Cemal disko günlerinde, eşcinsel bir gencin, Şeref’in hikayesine tanık olur. Şeref, eşcinsel olduğunu ispat etmediği için askere gitmek durumunda kalmıştır. Oysa kışlada kadınsı olan herşey dışlanıp aşağılanır, farklı cinsel eğilimi olan erkeklerin askeri birliklerden atılması gerekir. Komutan, Şeref’e 10 gün hava değişimi izni vereceğini, kaçıp gitmesini uzun süre gelmemesini söylemiştir. Şeref, 16 gün hava değişiminin ardından durum daha da kötüye gidebilir korkusuyla eşcinsel ilişkisini kanıtlayacak fotoğraflarla kışlaya geri teslim olur. Altı gün firari olduğu için ifadesi alınıp askeri mahkemeye sevk edilir. Hastane psikiyatrı ancak bir askerle cinsel ilişkiye girer ve bunu da bir komutan yakalarsa eşcinsel olduğuna inanacağını söyler. Şeref kaderine boyun eğip, birkaç ay daha cezalı olarak askerliğini tamamlamaya çalışmaktadır. Şeref’in hikayesinde askeri şiddet ve cinsel şiddet üst üste binmiştir. Askeriyede bir eşcinsel, kutsal kahraman erkek mitine saldırı olarak görülür. Bu yüzden askerlikten uzak tutulmaya çalışılan bir hastalık olarak nitelendirilir.[5]

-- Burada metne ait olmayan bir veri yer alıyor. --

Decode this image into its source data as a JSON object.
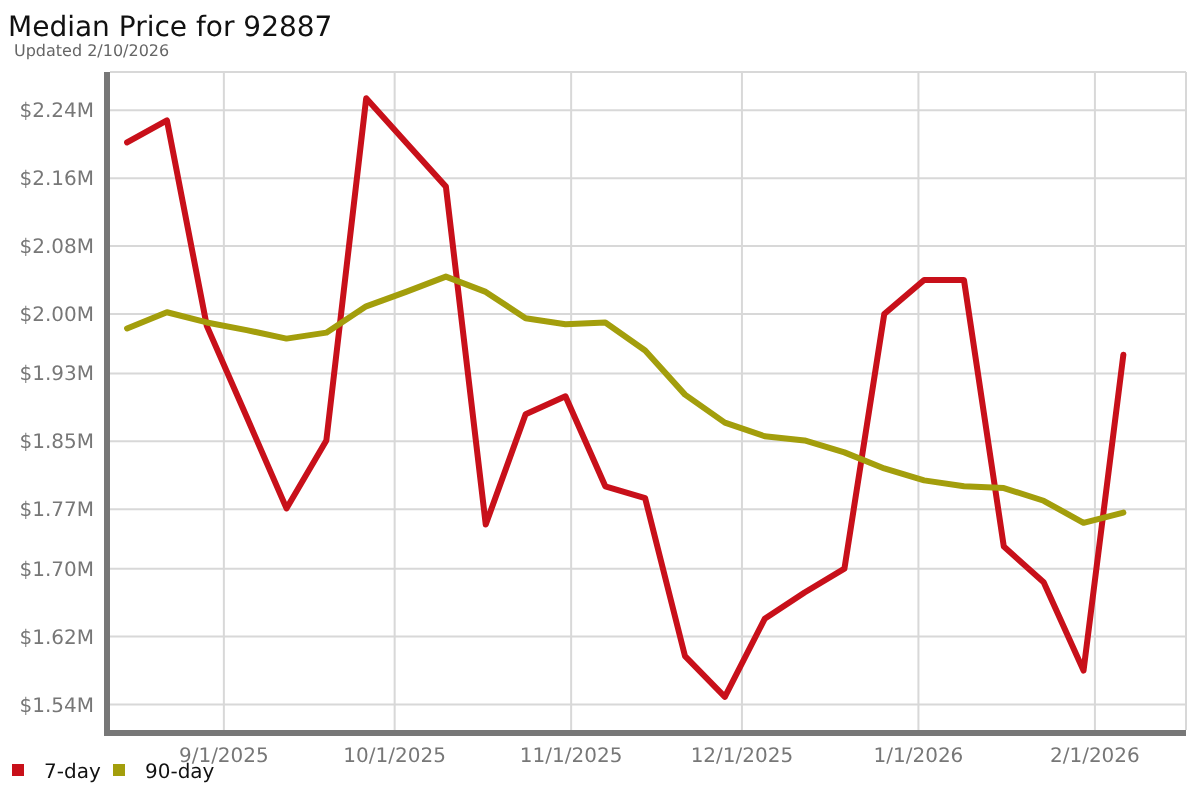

Cemal disko cezasının ardından askerliği tamamlamış, İstanbul’a geri dönmüştür. Cebinde nostaljik askerlik anıları ile İstanbul’a döneceğini zanneden Cemal, artık farklı bir Cemal olmuştur. Nebahat ile ilişkisi bozulmuş, cebinde eğlenceli anılar yerine aklından çıkaramadığı Şırnak’ta tanık olduğu sahneler, sıkıntı içinde geçen nöbet anıları ve soru işaretleri vardır. Ama bugünden baktığında bunlar çok geride kalmıştır. Yıllar sonra ‘her vatan evladı gibi gittik, geldik işte, vatan borcumuzu ödedik’ diyebilmektedir. İyi anılar, kötü anılar hepsi geçmiştedir artık. Zaten İstanbul’a döndükten sonra farklı bir işe başlamış, Nebahat ile ilişkisini düzeltmiş, işinde yükselmiş, çocuk sahibi olmuştur. Artık bir üst pozisyona terfi için çalışan Cemal geri dönmüştür. Askerlik anlatısıyla 40 dakika seyirciyi salonda tutmayı başarmış olmanın sevinci içerisinde seyirciye anlattıklarının ağırlığını üzerinden atmış gibidir.
Askerlik anısı anlatmak erkekler arasında yaygın bir alışkanlıktır. Anlatma pratiği çoğu erkek için statü göstergesi, silah ve atışlarla ilgili başarılarla övünülmesi ya da askerliğin mantıksız, eleştirilebilecek yönleri ile ilgili şikayetlerin dökülmesine dönüşür. Çoğu zaman da ‘işi bilmek’, ‘komutanı bağlamak’ gibi ifadelerle dillendirilen ‘akıllı olmayı’ öğreten bir süreçtir.[6] Cemal’in anlatısında da tüm bu öğeler kuşkusuz vardır. Ancak neticede gelinen nokta tipik bir orta sınıf tavrıdır. Ne kadar zor günler geçmiş olsa da ‘Neticede askerlik vatan borcudur, herkes mecvur gidecek, gelecek’ der. Final metni henüz oluşturulmamış olsa da başına gelen onca şeyden sonra Cemal’in hala askerliği sorgulamaması, anlattıklarını olağanlaştırmaya çalışması temel eleştiri noktası olacaktır.
[1] Serpil Sancar, Erkeklik: İmkansız İktidar; Askerlik, Militarizm ve Erkeklik, 2008.
[2] Michel Foucault, Discipline and Punish: The Birth of the Prison, New York: Vintage Books, 1979, s.135.
[3] Barış Çoban, Gösteri İktidarı ve Militarist Erkeklik
[4] Thomas Elsaesser, ‘Historicizing the Subject, A Body of Work’, 1994.
[5] Bu sahne metin olarak yazılmış fakat sahnelemeye geçilememiştir.